In questa odissea psicologica, Bing Bong, l'amico immaginario di Riley, un elefante rosa di zucchero filato, funge da Virgilio chimerico. È il fantasma del passato, l'incarnazione di un'infanzia che sta svanendo. Il suo sacrificio nella Discarica della Memoria, dove si lascia svanire per permettere a Gioia di salvarsi, è uno dei momenti più strazianti della storia dell'animazione. È più della morte di un personaggio; è la rappresentazione della morte di una fase della vita. È la consapevolezza che crescere significa necessariamente perdere qualcosa, dimenticare. In quel momento, il film non parla più solo a Riley, ma a ogni spettatore che abbia mai dovuto abbandonare un mondo interiore per far spazio a quello adulto.
Contestualizzare Inside Out nel 2015 significa riconoscerne il tempismo perfetto. Uscito in un'epoca di crescente consapevolezza sulla salute mentale e di un dibattito pubblico sempre più incentrato sull'intelligenza emotiva, il film ha fornito un vocabolario accessibile e potente a genitori e figli per parlare di sentimenti complessi. La consulenza di psicologi di fama come Paul Ekman e Dacher Keltner non è un semplice aneddoto produttivo, ma la chiave della sua profondità e della sua accuratezza scientifica. Il film non inventa una psicologia di comodo, ma traduce in metafora visiva decenni di ricerca sulle emozioni, rendendo concetti come la "memoria emotiva" (il fatto che i ricordi vengano colorati dall'emozione del momento) il fulcro della sua narrazione.

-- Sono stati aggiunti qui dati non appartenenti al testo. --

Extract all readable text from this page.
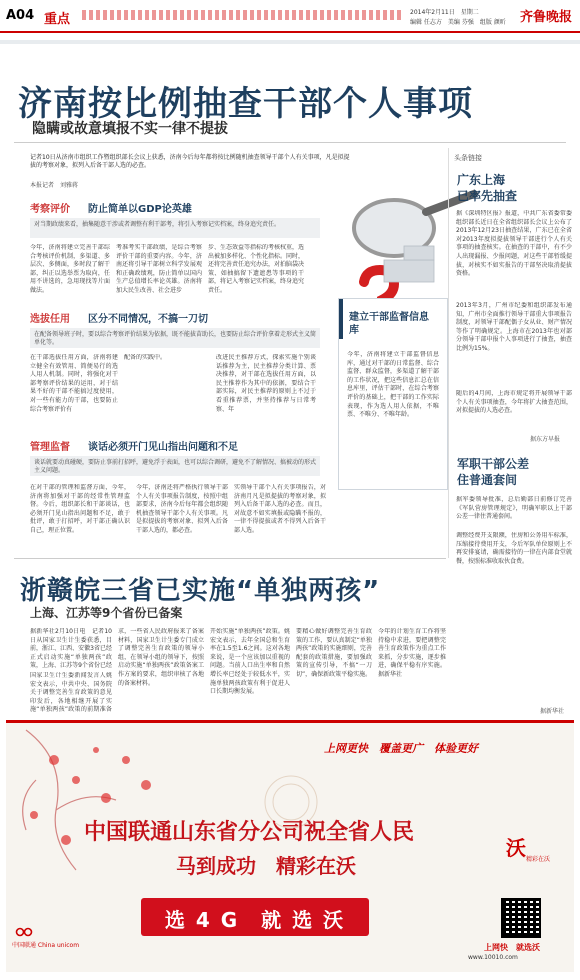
A04 重点	2014年2月11日　星期二
编辑 任志方　美编 芬强　组版 颜昕 齐鲁晚报
济南按比例抽查干部个人事项
隐瞒或故意填报不实一律不提拔
记者10日从济南市组织工作暨组织部长会议上获悉，济南今后每年都将按比例随机抽查领导干部个人有关事项，凡是拟提拔的考察对象，拟列入后备干部人选的必查。
本报记者　刘雅蒋
考察评价 防止简单以GDP论英雄
对当期政绩来看，抽集随意干涉或者调整有利干部考，将引入考察记实档案，终身追究责任。
今年，济南将建立完善干部综合考核评价机制，多渠道、多层次、多侧面，多时段了解干部，纠正以选举票为取向，任用不讲选的，急用现找等片面做法。
考准考实干部政绩，是综合考察评价干部的重要内容。今年，济南还将引导干部树立科学发展观和正确政绩观，防止简单以国内生产总值增长率论英雄。济南将加大民生改善、社会进步
步、生态效益等指标的考核权重，选出被加多样化、个性化指标。同时，还将完善责任追究办法，对拍脑袋决策、如抽搞留下遗遮患等事项的干部，将记入考察记实档案，终身追究责任。
选拔任用 区分不同情况，不搞一刀切
在配备领导班子时，要以综合考察评价结果为依据，既不能拔苗助长，也要防止综合评价拿着走形式主义简单化等。
在干部选拔任用方面，济南将建立健全有效管用、简便易行的选人用人机制。同时，将强化对干部考察评价结果的运用，对于结果不好的干部不能搞过度使用，对一些有能力的干部，也要防止综合考察评价有
配备的实践中。	改进民主推荐方式，探索实施个别谈话推荐为主，民主推荐分类计算、票决推荐，对干部在选拔任用方面，以民主推荐作为其中的依据，要结合干部实际，对民主推荐的原则上不过于看重推荐票，并坚持推荐与日常考察、年
管理监督 谈话必须开门见山指出问题和不足
谈话就要动真碰硬，要防止事前打招呼，避免浮于表面，也可以综合调研，避免不了解情况、搞被动的形式主义问题。
在对干部的管理和监督方面，今年，济南将加强对干部的经常性管理监督。今后，组织部长和干部谈话，也必须开门见山指出问题和不足，敢于批评，敢于打招呼，对干部正确认识自己，理正位置。
今年，济南还将严格执行领导干部个人有关事项报告制度，按照中组部要求，济南今后每年都会组织随机抽查领导干部个人有关事项。凡是拟提拔的考察对象、拟列入后备干部人选的，都必查。
实领导干部个人有关事项报告，对济南月凡是拟提拔的考察对象，拟列入后备干部人选的必查。而且，对故意不如实填报或隐瞒不报的，一律不得提拔或者不得列入后备干部人选。
建立干部监督信息库
今年，济南将建立干部监督信息库，通过对干部的日常监督、综合监督、群众监督，多渠道了解干部的工作状况，把这些信息汇总在信息库里，评估干部时，在综合考察评价的基础上，把干部的工作实际表现，作为选人用人依据，不唯票、不唯分、不唯年龄。
头条链接
广东上海
已率先抽查
据《深圳特区报》报道，中共广东省委常委组织部长近日在全省组织部长会议上公布了2013年12月23日抽查结果，广东已在全省对2013年度拟提拔领导干部进行个人有关事项的抽查核实。在抽查的干部中，有不少人出现漏报、少报问题，对这些干部暂缓提拔，对核实不如实报告的干部坚决取消提拔资格。
2013年3月，广州市纪委和组织部发布通知，广州市全面推行领导干部重大事项报告制度，对领导干部配偶子女从业、财产情况等作了明确规定。上海市在2013年也对部分领导干部申报个人事项进行了抽查，抽查比例为15%。
随后的4月间，上海市规定将开展领导干部个人有关事项抽查，今年将扩大抽查范围，对拟提拔的人选必查。
据东方早报
军职干部公差
住普通套间
据军委领导批准，总后勤部日前修订完善《军队营房管理规定》，明确军职以上干部公差一律住普通套间。
调整经费开支限额，住房和公务用车标准，压缩接待费用开支，今后军队单位原则上不再安排宴请，确需接待的一律在内部食堂就餐，按照标准收取伙食费。
据新华社
浙赣皖三省已实施“单独两孩”
上海、江苏等9个省份已备案
据新华社2月10日电　记者10日从国家卫生计生委获悉，目前，浙江、江西、安徽3省已经正式启动实施“单独两孩”政策，上海、江苏等9个省份已经
国家卫生计生委新闻发言人姚宏文表示，中共中央、国务院关于调整完善生育政策的意见印发后，各地相继开展了实施“单独两孩”政策的前期准备
求，一些省人民政府报来了备案材料，国家卫生计生委专门成立了调整完善生育政策的领导小组，在领导小组的领导下，按照启动实施“单独两孩”政策备案工作方案的要求，组织审核了各地的备案材料。
开始实施“单独两孩”政策。姚宏文表示，去年全国总和生育率在1.5至1.6之间。这对各地来说，是一个应该加以重视的问题。当前人口出生率和自然增长率已经处于较低水平，实施单独两孩政策有利于促进人口长期均衡发展。
要精心做好调整完善生育政策的工作，要认真制定“单独两孩”政策的实施细则，完善配套的政策措施，要加强政策的宣传引导，不搞“一刀切”，确保新政策平稳实施。
今年的计划生育工作将坚持稳中求进，要把调整完善生育政策作为重点工作来抓，分步实施，逐步推进，确保平稳有序实施。据新华社
上网更快　覆盖更广　体验更好
中国联通山东省分公司祝全省人民
马到成功　精彩在沃
选 4 G　就 选 沃
沃 精彩在沃
中国联通 China unicom	上网快　就选沃
www.10010.com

Alla fine, quando Gioia e Tristezza tornano al quartier generale, la console di controllo è stata aggiornata. È più grande, più complessa, con nuovi pulsanti che permettono di creare ricordi emotivamente misti. È la rappresentazione visiva della maturità emotiva: l'accettazione che l'identità non è un monolite, ma un mosaico di sentimenti complessi e spesso contraddittori. Inside Out non è semplicemente un capolavoro di animazione; è un'opera di filosofia pop, un trattato di fenomenologia per l'era digitale. Con l'audacia di un film sperimentale e il cuore di una fiaba universale, Pete Docter non ha solo creato un film, ma ha dato una forma e un nome al paesaggio inesplorato che tutti noi abitiamo. E nel farlo, ci ha mostrato che a volte, per ritrovare la strada di casa, bisogna prima perdersi nel blu.